The court rejected the acquiring company’s contention that all of its disclosures were legally required because otherwise the S-4 and the proxy statement would not have provided a full and fair description of all material facts related to its exchange offer and proxy contest. The court agreed with the target company’s claim that the company could have complied with SEC requirements with far more limited disclosure and could have started with a barebones recitation in the S-4 and waited for the SEC to ask for more.
The Chancellor noted that the acquiring company went beyond any definition of legally required by over-disclosing when it could have satisfied SEC requirements with a much simpler recitation of the facts in its S-4. In the court’s view, SEC regulations did not require that the acquiring company reveal more than the fact that the parties discussed a merger, that they entered into the confidentiality agreements, and that they ultimately could not come to terms on the utility of doing a deal.

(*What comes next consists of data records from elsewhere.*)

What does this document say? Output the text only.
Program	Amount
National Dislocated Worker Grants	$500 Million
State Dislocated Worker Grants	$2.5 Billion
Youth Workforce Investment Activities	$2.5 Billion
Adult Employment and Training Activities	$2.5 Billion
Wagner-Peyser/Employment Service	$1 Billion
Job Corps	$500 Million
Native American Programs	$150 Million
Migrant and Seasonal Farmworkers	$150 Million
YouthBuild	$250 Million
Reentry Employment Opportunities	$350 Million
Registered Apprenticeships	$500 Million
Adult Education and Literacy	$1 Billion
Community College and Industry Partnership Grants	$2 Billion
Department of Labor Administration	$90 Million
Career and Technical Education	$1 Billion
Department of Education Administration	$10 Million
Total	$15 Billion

Instead, said the court, the acquiring company viewed the SEC requirements as an opportunity to work with what the Chancellor said were ``its public relations flacks on a propaganda piece in aid of the Exchange Offer.’’ Despite being obliged under the confidentiality agreements to take a begrudging, minimal approach to disclosing information, continued the court, the company did the opposite. Although the company cloaked its decision-making process in privilege, the court found that the disclosure decisions were heavily guided and influenced by public relations advisors, who advised the company to portray the target company’s decisions for not proceeding with a deal in a bad light.